"Do you think ghosts see what goes on after they are dead?" asked
Mercy.
"The ghosts are not dead," said Ian, "and I can't tell. But I am inclined to think some ghosts have to stay a while and look on."
"What would be the good of that?" returned Mercy.
"Perhaps to teach them the little good they were in, or got out of the world," he answered. "To have to stick to a thing after it is dead, is terrible, but may teach much."
"I don't understand you," said Mercy. "The world is not dead!"
"Better and better!" thought Ian with himself. "The girl CAN understand!—A thing is always dead to you when you have done with it," he answered her. "Suppose you had a ball-dress crumpled and unsightly—the roses on it withered, and the tinsel shining hideously through them—would it not be a dead dress?"
"Yes, indeed."
"Then suppose, for something you had done, or for something you would not stop being, you had to wear that ball-dress till something came about—you would be like the ghosts that cannot get away.—Suppose, when you were old and wrinkled,—"
"You are very amusing, Captain Macruadh!" said Christina, with a bell-like laugh. But Ian went on.

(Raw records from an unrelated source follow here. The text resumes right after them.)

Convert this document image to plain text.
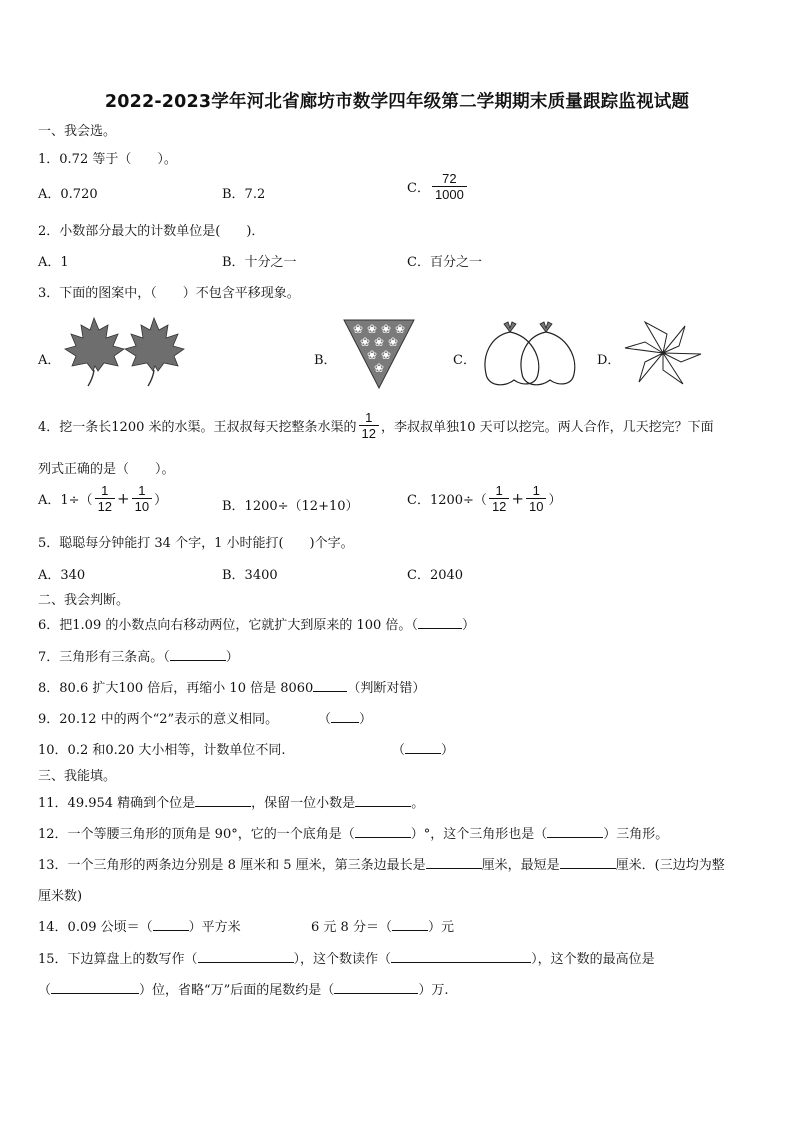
2022-2023学年河北省廊坊市数学四年级第二学期期末质量跟踪监视试题
一、我会选。
1．0.72 等于（　　）。
A．0.720	B．7.2	C． $\frac{72}{1000}$
2．小数部分最大的计数单位是(　　)．
A．1	B．十分之一	C．百分之一
3．下面的图案中，（　　）不包含平移现象。
A．	B．	C．	D．
❀ ❀ ❀ ❀
❀ ❀ ❀
❀ ❀
❀
4．挖一条长1200 米的水渠。王叔叔每天挖整条水渠的 $\frac{1}{12}$ ，李叔叔单独10 天可以挖完。两人合作，几天挖完？下面
列式正确的是（　　）。
A．$1\div( \frac{1}{12} + \frac{1}{10}$ ）	B．1200÷（12+10）	C．$1200\div( \frac{1}{12} + \frac{1}{10}$ ）
5．聪聪每分钟能打 34 个字，1 小时能打(　　)个字。
A．340	B．3400	C．2040
二、我会判断。
6．把1.09 的小数点向右移动两位，它就扩大到原来的 100 倍。（	）
7．三角形有三条高。（	）
8．80.6 扩大100 倍后，再缩小 10 倍是 8060	（判断对错）
9．20.12 中的两个“2”表示的意义相同。	（ ）
10．0.2 和0.20 大小相等，计数单位不同.	（	）
三、我能填。
11．49.954 精确到个位是	，保留一位小数是	。
12．一个等腰三角形的顶角是 90°，它的一个底角是（	）°，这个三角形也是（	）三角形。
13．一个三角形的两条边分别是 8 厘米和 5 厘米，第三条边最长是	厘米，最短是	厘米．(三边均为整
厘米数)
14．0.09 公顷＝（	）平方米	6 元 8 分＝（	）元
15．下边算盘上的数写作（	），这个数读作（	），这个数的最高位是
（	）位，省略“万”后面的尾数约是（	）万.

"Some stories tell us of ghosts with the same old wrinkled faces in which they died. The world and its uses over, they are compelled to haunt it still, seeing how things go but taking no share in them beholding the relief their death is to all, feeling they have lost their chance of beauty, and are fixed in ugliness, having wasted being itself! They are like a man in a miserable dream, in which he can do nothing, but in which he must stay, and go dreaming, dreaming on without hope of release. To be in a world and have nothing to do with it, must be awful! A little more imagination would do some people good!"